L’anno nuovo è ormai alle porte, così come il momento di affrontare i nodi irrisolti della maggioranza, a partire dalla prescrizione, passando per la “verifica” del governo e la messa a punto dell’agenda. Gennaio è un momento decisivo per la tenuta dell’esecutivo – non aiutano certo le competizioni regionali – ed è in questo scenario che il premier Giuseppe Conte cerca di tenere salde in mano le redini del governo. Il suo discorso è apparso chiaro nella tradizionale conferenza stampa di fine anno, in cui ha rivendicato il ruolo di guida dell’esecutivo dettando la sua agenda per il 2020, indicando le sue priorità e sottolineando la validità del suo metodo, applicato anche nell’epoca gialloverde, di confronto e dialogo tra le forze di maggioranza per poi trovare una sintesi, di cui è latore e responsabile il presidente del Consiglio. Nel 2019 l’avvocato del popolo ha imparato a fare il politico e non è un caso che il messaggio a tutti sia stato lanciato con forza: “Dopo questo mio intenso coinvolgimento, non vedo un futuro senza politica”, ammette in un colloquio con il quotidiano “la Repubblica”.
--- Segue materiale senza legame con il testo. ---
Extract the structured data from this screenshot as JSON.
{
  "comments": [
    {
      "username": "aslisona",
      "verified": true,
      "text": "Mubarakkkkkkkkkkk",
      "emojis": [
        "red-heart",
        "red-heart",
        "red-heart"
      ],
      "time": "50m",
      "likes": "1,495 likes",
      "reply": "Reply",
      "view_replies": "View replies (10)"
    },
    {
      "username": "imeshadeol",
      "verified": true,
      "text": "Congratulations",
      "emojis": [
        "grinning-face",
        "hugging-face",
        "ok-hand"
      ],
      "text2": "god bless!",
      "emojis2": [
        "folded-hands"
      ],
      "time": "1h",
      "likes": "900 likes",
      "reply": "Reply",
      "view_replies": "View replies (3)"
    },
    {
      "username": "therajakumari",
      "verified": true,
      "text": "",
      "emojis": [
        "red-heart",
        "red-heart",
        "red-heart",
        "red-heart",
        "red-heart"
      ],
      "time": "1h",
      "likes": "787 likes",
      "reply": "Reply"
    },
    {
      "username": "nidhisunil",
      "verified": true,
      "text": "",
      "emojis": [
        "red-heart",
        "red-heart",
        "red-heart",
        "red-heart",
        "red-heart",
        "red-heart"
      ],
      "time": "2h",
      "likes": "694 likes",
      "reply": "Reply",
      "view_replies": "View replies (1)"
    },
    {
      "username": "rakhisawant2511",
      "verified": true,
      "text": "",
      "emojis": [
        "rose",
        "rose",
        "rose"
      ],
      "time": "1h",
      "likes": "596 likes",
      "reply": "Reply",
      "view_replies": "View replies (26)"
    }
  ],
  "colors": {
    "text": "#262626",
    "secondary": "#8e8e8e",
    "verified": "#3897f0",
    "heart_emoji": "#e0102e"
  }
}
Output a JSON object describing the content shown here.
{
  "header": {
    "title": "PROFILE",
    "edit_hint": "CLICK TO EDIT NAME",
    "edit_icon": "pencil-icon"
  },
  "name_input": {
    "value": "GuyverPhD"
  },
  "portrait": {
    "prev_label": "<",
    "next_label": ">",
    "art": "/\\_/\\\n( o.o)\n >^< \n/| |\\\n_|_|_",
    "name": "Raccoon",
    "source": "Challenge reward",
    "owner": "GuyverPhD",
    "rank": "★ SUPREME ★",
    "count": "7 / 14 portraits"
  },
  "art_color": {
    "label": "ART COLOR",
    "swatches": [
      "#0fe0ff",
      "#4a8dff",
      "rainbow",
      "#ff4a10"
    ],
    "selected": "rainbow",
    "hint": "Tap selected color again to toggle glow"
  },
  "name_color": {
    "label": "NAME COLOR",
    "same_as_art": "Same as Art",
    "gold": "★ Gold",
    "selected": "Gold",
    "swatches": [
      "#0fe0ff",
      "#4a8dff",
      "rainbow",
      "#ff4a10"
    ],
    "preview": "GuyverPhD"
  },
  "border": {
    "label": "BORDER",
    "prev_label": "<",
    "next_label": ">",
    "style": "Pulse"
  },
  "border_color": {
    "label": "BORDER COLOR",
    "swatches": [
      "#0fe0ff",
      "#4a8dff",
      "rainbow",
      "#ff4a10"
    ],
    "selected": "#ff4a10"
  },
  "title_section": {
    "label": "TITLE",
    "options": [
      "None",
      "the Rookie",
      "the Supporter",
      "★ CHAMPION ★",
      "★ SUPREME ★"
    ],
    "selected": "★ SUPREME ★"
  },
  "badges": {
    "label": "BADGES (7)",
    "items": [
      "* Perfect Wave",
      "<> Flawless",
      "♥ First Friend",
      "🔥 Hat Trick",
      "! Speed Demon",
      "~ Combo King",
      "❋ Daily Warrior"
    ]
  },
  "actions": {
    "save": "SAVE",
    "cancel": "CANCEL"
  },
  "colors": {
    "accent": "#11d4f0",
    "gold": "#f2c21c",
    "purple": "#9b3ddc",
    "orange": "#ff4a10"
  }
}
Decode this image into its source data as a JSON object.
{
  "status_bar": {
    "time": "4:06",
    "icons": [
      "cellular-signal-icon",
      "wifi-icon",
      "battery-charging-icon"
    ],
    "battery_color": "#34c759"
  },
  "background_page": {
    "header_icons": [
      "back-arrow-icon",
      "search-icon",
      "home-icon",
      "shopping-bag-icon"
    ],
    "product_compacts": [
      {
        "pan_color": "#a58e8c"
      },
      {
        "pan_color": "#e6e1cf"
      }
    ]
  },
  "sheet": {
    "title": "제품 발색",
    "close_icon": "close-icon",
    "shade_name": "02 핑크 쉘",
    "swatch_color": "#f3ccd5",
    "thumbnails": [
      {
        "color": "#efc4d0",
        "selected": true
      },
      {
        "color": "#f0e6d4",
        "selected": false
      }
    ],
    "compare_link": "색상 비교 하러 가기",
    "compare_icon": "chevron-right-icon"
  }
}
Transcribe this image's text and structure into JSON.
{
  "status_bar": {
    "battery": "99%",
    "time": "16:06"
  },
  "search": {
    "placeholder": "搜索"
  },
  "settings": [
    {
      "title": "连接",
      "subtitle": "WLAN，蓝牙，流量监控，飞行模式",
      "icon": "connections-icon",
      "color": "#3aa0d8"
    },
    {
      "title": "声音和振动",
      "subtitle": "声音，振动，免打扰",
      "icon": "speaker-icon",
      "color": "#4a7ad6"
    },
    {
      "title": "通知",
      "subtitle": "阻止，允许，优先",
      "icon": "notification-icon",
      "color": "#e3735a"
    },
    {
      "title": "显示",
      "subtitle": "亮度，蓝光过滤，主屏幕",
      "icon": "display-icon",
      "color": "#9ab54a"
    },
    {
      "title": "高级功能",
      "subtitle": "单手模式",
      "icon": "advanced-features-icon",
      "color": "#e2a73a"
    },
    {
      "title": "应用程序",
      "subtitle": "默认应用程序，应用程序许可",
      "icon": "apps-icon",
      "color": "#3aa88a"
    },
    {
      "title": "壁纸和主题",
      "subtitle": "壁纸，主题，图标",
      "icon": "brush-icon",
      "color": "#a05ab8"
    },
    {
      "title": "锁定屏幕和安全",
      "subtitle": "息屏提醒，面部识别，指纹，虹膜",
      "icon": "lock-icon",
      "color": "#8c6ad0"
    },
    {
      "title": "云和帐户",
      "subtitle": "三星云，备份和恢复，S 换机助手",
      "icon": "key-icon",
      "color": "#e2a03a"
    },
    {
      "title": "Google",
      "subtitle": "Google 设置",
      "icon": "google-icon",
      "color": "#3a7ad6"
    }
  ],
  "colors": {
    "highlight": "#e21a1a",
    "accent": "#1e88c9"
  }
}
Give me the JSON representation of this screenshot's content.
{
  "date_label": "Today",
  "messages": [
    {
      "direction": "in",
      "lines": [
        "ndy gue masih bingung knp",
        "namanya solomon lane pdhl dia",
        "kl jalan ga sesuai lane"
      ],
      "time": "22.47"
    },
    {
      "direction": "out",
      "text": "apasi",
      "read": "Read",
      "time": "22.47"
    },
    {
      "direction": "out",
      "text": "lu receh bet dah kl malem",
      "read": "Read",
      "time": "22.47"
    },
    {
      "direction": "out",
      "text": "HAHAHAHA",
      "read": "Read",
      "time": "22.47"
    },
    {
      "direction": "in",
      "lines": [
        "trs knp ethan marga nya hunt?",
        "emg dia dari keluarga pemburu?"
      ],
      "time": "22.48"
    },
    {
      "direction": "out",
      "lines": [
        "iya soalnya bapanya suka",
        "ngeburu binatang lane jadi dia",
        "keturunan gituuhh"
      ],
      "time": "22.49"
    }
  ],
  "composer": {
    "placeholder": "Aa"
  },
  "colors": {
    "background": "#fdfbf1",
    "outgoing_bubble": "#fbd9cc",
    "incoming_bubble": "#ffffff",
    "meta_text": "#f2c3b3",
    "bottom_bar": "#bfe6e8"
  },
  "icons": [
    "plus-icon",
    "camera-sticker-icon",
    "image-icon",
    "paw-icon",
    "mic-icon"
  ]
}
Futuro è l’orizzonte temporale ben definito. Non ora perché “iniziare a ragionare sul proprio futuro quando si ha un incarico così rilevante rischia di creare una falsa e distorta prospettiva. Una prospettiva che può insinuarsi nella mente come un tarlo e finisce per distrarre o peggio per condizionare le scelte e le decisioni che si è chiamati ad assumere”. Ed è per questo che Conte ha fin da subito bloccato apertamente l’ipotesi di gruppi parlamentari a suo sostegno, operazione in cui i rumors volevano impegnato il dimissionario Fioramonti. In ogni caso, tutti avvisati: “Non mi vedo novello Cincinnato che mi ritraggo e mi disinteresso della politica”, ribadisce. “Ma la politica non è solo fondare un partito o fare il leader di partito o fare competizioni elettorali. Ci sono mille modi per partecipare alla vita politica e dare un contributo al proprio Paese”.
Il gradimento nei sondaggi del premier è sempre alto e questo lo sanno bene tutti i principali azionisti di maggioranza. È in questo scenario che il 7 gennaio si tornerà tutti intorno al tavolo di Palazzo Chigi per fare il punto sulla prescrizione. Conte è convinto che una soluzione si troverà, anche stavolta mediando – tra lo stop dopo il primo grado di giudizio e la certezza della giusta durata dei processi – ma i pentastellati difendono con le unghie quello che è uno dei loro principali cavalli di battaglia. E finora gli appelli del Pd, che ha chiesto “un passo di lato” del ministro Alfonso Bonafede, sono caduti nel vuoto, con Italia Viva pronta a votare la proposta a firma del forzista Enrico Costa se non verrà trovata una sintesi soddisfacente. “Ci vuole un po’ più di buona volontà, soprattutto da parte del ministro”, ribadisce il capogruppo Dem Graziano Delrio, mentre dal M5S la presidente della commissione Giustizia di Montecitorio Francesca Businarolo avvisa: “Basta ricatti”.